Test limitations Benchmark based on 9 industries and 44 occupations Despite some predictions of AI replacing human jobs in a few years, OpenAI acknowledges that GDPval today only covers a limited number of tasks people do in their real jobs. The benchmark is based on nine industries contributing the most to America's gross domestic product (GDP), including healthcare, finance, manufacturing and government. It tests an AI model's performance across 44 occupations within these industries from software engineers to nurses and journalists.

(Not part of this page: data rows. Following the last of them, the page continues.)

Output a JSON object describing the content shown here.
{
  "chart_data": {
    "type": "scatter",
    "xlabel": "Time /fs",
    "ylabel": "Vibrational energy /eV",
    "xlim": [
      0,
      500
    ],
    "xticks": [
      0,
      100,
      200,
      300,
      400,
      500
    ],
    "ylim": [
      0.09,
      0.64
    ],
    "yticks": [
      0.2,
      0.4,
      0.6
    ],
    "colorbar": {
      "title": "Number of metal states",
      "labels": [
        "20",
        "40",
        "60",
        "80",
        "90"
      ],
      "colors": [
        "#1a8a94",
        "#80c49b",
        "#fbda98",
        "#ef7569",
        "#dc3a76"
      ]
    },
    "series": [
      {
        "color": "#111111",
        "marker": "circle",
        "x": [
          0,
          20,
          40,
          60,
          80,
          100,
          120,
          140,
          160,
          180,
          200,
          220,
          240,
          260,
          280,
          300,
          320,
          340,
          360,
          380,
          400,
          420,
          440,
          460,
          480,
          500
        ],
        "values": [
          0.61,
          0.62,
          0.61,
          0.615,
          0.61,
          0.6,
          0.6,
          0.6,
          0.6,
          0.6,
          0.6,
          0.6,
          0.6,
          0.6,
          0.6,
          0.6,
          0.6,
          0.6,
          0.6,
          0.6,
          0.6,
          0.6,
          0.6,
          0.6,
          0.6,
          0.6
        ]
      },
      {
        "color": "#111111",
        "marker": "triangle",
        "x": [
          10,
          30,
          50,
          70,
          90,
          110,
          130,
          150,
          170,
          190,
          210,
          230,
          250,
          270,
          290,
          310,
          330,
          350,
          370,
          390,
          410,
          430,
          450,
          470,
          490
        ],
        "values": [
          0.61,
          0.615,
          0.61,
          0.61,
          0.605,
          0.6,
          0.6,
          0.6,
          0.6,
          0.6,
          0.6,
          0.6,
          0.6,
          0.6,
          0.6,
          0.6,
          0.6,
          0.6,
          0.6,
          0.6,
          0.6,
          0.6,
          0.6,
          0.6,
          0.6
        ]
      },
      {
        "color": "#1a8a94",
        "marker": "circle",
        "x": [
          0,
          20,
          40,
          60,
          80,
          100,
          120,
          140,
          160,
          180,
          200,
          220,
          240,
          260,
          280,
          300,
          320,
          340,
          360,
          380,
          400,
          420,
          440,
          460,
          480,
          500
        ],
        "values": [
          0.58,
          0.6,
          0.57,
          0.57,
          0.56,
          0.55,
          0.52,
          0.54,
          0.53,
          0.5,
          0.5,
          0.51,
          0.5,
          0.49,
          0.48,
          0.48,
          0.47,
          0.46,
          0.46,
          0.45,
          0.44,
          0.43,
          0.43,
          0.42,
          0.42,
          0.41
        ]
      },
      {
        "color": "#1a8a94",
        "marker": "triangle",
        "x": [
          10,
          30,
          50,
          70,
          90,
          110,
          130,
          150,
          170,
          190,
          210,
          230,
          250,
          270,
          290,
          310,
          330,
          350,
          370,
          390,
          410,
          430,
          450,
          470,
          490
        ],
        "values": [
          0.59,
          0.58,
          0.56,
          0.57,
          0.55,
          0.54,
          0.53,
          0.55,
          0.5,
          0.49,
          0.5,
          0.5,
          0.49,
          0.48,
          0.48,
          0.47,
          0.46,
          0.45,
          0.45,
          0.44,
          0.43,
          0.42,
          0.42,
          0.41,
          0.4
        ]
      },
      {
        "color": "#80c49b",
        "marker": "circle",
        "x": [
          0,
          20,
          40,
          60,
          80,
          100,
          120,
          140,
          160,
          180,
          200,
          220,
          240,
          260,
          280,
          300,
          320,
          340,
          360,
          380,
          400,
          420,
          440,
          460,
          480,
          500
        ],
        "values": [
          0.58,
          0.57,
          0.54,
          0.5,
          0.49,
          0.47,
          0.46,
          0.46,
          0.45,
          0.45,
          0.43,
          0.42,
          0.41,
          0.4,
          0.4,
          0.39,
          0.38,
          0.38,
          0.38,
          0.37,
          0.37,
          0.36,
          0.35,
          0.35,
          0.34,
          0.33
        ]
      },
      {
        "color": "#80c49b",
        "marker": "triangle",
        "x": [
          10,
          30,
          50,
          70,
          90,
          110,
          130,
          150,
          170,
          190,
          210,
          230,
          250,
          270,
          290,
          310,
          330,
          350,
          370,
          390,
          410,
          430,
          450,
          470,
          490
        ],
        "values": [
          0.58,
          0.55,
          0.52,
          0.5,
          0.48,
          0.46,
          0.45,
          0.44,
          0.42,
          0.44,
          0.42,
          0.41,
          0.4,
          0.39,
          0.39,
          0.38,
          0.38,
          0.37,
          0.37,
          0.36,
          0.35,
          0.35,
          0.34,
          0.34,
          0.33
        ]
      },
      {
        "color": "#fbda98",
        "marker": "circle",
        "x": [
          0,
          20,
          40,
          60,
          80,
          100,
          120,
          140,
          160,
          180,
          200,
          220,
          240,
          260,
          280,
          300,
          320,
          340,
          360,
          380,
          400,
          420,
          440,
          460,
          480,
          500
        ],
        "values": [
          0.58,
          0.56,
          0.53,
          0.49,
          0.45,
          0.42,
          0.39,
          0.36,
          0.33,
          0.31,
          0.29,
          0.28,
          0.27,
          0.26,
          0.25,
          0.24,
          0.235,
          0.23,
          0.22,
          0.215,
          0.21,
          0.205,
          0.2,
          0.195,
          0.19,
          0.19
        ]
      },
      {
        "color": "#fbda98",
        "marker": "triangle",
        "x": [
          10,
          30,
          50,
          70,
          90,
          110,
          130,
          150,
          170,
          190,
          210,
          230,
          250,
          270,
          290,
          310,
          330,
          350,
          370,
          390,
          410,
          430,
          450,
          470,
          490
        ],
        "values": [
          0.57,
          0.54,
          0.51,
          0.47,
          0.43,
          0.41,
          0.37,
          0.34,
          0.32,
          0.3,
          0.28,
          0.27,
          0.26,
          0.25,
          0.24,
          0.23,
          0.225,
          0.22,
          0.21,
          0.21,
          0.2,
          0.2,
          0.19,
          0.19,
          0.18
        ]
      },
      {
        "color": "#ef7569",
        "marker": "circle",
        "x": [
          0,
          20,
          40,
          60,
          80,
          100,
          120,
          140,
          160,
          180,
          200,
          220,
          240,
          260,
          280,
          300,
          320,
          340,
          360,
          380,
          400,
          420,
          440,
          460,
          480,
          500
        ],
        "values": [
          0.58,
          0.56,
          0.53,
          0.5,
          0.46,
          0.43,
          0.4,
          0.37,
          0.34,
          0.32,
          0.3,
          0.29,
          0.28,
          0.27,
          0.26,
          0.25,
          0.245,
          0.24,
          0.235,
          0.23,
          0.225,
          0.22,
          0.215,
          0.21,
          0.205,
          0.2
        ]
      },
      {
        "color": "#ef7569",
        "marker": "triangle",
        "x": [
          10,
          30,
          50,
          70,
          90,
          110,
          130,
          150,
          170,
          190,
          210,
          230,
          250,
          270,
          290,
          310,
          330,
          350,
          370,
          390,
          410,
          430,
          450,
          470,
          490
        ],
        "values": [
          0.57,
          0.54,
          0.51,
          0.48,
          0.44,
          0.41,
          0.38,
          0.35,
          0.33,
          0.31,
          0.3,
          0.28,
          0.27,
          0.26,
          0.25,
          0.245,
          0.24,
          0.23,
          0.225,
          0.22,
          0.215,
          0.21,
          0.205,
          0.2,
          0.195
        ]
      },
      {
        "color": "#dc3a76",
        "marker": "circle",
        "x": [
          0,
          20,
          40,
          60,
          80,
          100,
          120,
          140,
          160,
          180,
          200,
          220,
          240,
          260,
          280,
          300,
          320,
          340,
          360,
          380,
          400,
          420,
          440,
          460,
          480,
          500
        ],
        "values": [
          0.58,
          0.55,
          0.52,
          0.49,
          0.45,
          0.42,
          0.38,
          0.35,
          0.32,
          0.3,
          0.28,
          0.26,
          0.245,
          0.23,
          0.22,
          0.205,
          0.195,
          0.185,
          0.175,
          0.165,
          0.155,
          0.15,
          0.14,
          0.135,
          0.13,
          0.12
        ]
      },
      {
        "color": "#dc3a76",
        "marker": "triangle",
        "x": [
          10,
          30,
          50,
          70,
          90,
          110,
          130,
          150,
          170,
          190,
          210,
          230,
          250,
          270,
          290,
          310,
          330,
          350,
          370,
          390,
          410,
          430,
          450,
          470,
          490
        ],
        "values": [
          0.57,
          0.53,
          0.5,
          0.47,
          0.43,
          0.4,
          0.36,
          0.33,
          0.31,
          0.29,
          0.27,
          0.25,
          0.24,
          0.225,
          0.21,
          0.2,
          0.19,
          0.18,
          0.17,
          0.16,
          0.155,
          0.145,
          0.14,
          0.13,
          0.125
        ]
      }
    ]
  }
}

Benchmarking process GPT-5 and Claude Opus 4.1 scored better than humans For the first version of the test, GDPval-v0, OpenAI asked experienced professionals to compare AI-generated reports with those produced by other professionals and choose the best one. The company then averaged an AI model's "win rate" against human reports across all 44 occupations. In this initial test, GPT-5-high was ranked as better than or on par with industry experts 40.6% of the time while Anthropic's Claude Opus 4.1 scored even higher at 49%.

Future developments OpenAI plans to expand GDPval to cover more tasks OpenAI acknowledges that most working professionals do more than just submit research reports to their boss, which is all that GDPval-v0 tests for. The company plans to create more robust tests in the future that can account for more industries and interactive workflows. Despite these limitations, OpenAI sees the progress on GDPval as significant and believes it suggests people in these jobs can now use AI models for higher-value tasks.